“Maybe these guys were just soldiers who want to learn about science,” says Ribeiro, a researcher at the Federal University of Rio Grande do Norte in Natal. He coordinated the analysis on behalf of the Brazilian Society for the Advancement of Science (SBPC), which hosted the meeting and commissioned the report. But it didn’t look like they were there out of curiosity, Ribeiro says.

The incident is the latest example of the rising tensions between the country’s scientists and President Jair Bolsonaro’s administration. Since Bolsonaro took office in January, Brazil’s researchers have faced funding cuts and repeated attempts by the administration to roll back protections for the environment and Indigenous populations. Government officials blocked the release of a ministry report on drug use in Brazil. And they have questioned other work by government scientists, including most recently, deforestation reports by a national agency. The head of that agency has since been dismissed.

“We are concerned about democracy itself,” says Sérgio Rezende, a physicist at the Federal University of Pernambuco in Recife, and a member of the commission that wrote the SBPC analysis.

Crisis of confidence

The commission found that total spending by Brazil’s three main science-funding agencies fell by nearly 47%, to 7 billion reais (US$1.8 billion), last year, compared with 2014. The situation has deteriorated further since Bolsonaro took office: in March, his administration announced a freeze on 42% of the budget for the ministry of science and communications, leaving it with just 2.9 billion reais for the rest of the year. The latest estimates suggest that the ministry could run out of scholarship money for undergraduate- and graduate-students and post-doctoral researchers as early as September if the government doesn’t provide more cash.

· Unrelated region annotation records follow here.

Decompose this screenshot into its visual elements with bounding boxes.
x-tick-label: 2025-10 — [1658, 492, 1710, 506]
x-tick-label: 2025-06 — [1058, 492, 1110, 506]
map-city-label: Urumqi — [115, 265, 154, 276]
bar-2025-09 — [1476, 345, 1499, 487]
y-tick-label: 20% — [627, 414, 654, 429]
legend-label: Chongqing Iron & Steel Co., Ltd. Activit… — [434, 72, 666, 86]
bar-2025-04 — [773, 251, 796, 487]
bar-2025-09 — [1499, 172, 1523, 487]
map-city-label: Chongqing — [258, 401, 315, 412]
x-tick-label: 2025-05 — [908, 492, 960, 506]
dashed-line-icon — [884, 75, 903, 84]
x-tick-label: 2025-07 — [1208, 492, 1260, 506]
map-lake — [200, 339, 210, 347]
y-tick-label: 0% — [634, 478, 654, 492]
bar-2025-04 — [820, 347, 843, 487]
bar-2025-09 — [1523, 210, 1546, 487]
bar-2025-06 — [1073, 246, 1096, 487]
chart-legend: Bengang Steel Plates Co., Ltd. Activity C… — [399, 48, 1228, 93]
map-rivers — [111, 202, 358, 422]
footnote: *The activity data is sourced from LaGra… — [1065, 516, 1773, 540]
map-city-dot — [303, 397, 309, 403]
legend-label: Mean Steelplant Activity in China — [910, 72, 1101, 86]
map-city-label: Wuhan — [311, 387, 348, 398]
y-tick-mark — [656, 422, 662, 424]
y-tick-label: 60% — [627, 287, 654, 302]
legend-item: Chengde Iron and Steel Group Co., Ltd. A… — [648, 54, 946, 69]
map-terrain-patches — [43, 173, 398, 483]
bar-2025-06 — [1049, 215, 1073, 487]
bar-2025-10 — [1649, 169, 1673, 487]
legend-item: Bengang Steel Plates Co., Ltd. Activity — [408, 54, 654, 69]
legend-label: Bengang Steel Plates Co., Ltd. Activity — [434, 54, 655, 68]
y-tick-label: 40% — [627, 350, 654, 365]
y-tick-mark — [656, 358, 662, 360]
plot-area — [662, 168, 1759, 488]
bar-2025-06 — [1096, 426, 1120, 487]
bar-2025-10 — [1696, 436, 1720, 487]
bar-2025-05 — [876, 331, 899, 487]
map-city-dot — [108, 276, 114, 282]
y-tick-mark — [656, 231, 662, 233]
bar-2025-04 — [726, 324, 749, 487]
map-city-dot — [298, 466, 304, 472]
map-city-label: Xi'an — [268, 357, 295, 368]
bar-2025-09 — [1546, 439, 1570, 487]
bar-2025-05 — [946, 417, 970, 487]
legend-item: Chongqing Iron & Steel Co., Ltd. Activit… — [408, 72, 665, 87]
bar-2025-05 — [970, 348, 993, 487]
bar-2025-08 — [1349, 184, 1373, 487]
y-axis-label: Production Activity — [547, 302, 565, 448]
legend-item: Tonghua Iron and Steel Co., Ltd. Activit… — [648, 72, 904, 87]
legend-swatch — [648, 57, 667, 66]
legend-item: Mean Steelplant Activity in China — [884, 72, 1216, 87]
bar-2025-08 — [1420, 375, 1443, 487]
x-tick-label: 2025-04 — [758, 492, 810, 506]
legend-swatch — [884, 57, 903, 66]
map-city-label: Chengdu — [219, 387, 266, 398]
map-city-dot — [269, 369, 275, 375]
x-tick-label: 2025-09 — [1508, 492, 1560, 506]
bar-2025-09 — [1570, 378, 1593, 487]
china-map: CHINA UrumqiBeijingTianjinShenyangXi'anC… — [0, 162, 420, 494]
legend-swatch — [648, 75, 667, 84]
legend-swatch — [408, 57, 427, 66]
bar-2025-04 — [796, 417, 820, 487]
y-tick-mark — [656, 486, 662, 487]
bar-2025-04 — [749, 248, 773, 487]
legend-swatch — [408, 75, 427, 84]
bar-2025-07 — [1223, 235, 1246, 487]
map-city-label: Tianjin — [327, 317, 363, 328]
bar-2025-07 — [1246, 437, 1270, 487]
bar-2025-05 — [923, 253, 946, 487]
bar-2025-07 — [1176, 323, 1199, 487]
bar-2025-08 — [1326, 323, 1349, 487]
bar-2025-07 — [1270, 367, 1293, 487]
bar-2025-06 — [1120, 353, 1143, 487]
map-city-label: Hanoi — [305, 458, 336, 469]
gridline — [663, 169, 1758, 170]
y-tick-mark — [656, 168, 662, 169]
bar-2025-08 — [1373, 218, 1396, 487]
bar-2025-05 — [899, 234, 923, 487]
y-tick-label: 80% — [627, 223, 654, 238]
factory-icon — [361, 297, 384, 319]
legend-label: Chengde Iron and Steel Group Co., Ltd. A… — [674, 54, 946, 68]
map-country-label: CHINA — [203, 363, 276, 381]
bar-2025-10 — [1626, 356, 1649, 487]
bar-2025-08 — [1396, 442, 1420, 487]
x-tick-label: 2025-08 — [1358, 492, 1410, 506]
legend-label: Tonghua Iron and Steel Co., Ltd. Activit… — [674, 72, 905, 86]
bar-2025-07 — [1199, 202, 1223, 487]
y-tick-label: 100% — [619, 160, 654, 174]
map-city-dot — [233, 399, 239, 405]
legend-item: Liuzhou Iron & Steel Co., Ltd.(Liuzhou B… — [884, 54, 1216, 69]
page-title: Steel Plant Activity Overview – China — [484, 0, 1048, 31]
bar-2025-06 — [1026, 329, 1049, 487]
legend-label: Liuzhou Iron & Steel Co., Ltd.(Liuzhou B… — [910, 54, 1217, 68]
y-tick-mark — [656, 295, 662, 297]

On 19 July, Bolsonaro accused INPE of lying about the numbers, then later suggested that his administration should have the right to approve the agency’s data before they are released to the public. INPE director Ricardo Galvão accused the president of cowardice for publicly attacking his institute.

No regrets

Galvão met with the minister of science, former astronaut Marcos Pontes, on 2 August to discuss the issue. But Galvão was told during the meeting that he was dismissed. He says that he had a constructive discussion with Pontes, and stressed that there was no indication that INPE’s work on deforestation would be censored moving forward. But Galvão says that it was clear that he would have to leave because of the way he challenged the president.

“I don’t have any regrets,” says Galvão, a physicist formerly at the University of São Paulo who will now return to his academic post. “That was not a proper thing for a president to say.”

Bolsonaro has repeatedly derided environmental laws as being a barrier to progress and has criticized enforcement officials, says Maurício Voivodic, who heads the Brazilian branch of the environmental advocacy group WWF, which is in Brasilia. “That’s why we are seeing illegal miners invading Indigenous lands,” he says. “That’s why we are seeing more deforestation.”

Researchers in Brazil expected to see policy changes when Bolsonaro took office, but not so quickly or to such extremes, says Mercedes Bustamante, an ecologist at the University of Brasilia.